Check the sender's email address character by character. Legitimate internal requests will come from the organisation's official domain. A slight variation (e.g., an extra letter, a different top-level domain) is a reliable indicator of fraud.
Payment methods used
- Gift cards (iTunes, Google Play, Amazon, Steam, etc.)
- Cryptocurrency
- Wire transfer
Who is usually targeted
- Administrative assistants and executive assistants
- Finance and accounts-payable staff
- Employees at small-to-medium businesses
- New employees unfamiliar with internal processes
- Remote workers who cannot easily walk over to verify in person
What to do immediately
- Do not purchase any gift cards based solely on a message instruction
- Call your manager or the named executive directly on their known work number
- If you have already purchased cards, do not send the codes — keep them and report to your manager immediately
- If codes were already shared, report to your IT or security team and to the relevant gift card issuer
- File a report with your national fraud authority
- Alert HR and your manager so the organisation can warn other staff
How to prevent it
- Establish a company-wide policy that gift card purchases must be verified by phone before any codes are shared
- Train all staff to recognise the pattern: urgent text or email from an executive asking for gift cards
- Check the sender's email address carefully for subtle variations from the official domain
- Call the person directly on their known number before acting on any financial request received only by message
- Never send gift card codes by email, text, or photo
- Report suspected attempts to your IT security or compliance team immediately
- Remind employees that a genuine executive will not mind a brief verification delay
Evidence to preserve
- Screenshot of the original email or message, including sender address
- Any reply chain that followed
- Receipts for any gift cards purchased
- The codes themselves if not yet sent
Where to report it
- Action Fraud (UK) — UK national fraud & cybercrime reporting centre
- FTC ReportFraud (US) — US Federal Trade Commission fraud reports
- FBI IC3 (US) — US Internet Crime Complaint Center
- Scamwatch (Australia) — Australian competition & consumer reporting
- Your bank's fraud line — Use the number on the back of your card or in your banking app — never a number the caller gives you
Always verify reporting routes and emergency contacts on the official government or agency website for your country.

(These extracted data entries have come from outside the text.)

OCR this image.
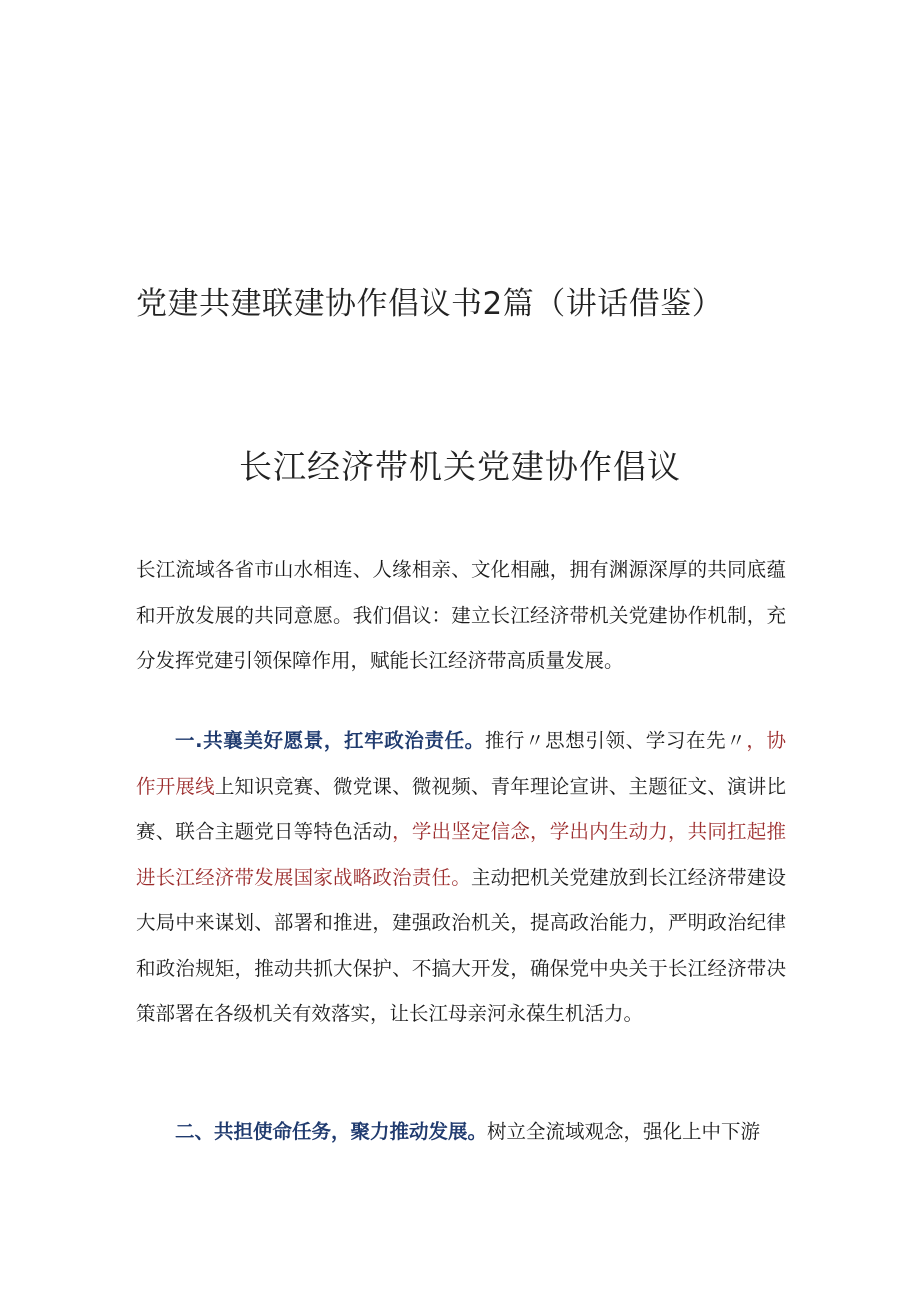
党建共建联建协作倡议书2篇（讲话借鉴）
长江经济带机关党建协作倡议

长江流域各省市山水相连、人缘相亲、文化相融，拥有渊源深厚的共同底蕴和开放发展的共同意愿。我们倡议：建立长江经济带机关党建协作机制，充分发挥党建引领保障作用，赋能长江经济带高质量发展。

一.共襄美好愿景，扛牢政治责任。推行〃思想引领、学习在先〃，协作开展线上知识竞赛、微党课、微视频、青年理论宣讲、主题征文、演讲比赛、联合主题党日等特色活动，学出坚定信念，学出内生动力，共同扛起推进长江经济带发展国家战略政治责任。主动把机关党建放到长江经济带建设大局中来谋划、部署和推进，建强政治机关，提高政治能力，严明政治纪律和政治规矩，推动共抓大保护、不搞大开发，确保党中央关于长江经济带决策部署在各级机关有效落实，让长江母亲河永葆生机活力。

二、共担使命任务，聚力推动发展。树立全流域观念，强化上中下游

Frequently asked questions
Why would a real business ever use gift cards as a payment method?
Legitimate businesses almost never ask employees to personally buy gift cards and send the codes. If there is a genuine business need involving gift cards, it would go through a formal procurement process — not an urgent text to an individual employee.
My manager's exact name and title were in the message. Does that mean it is real?
Names and titles are publicly available on company websites and LinkedIn. Any scammer can research and use them. Only the email address and a confirmed phone call can verify the sender's identity.
Will my employer reimburse me if I fell for this?
Policies vary by organisation. Report it immediately regardless — some companies do provide partial reimbursement, and reporting helps protect other colleagues from being targeted.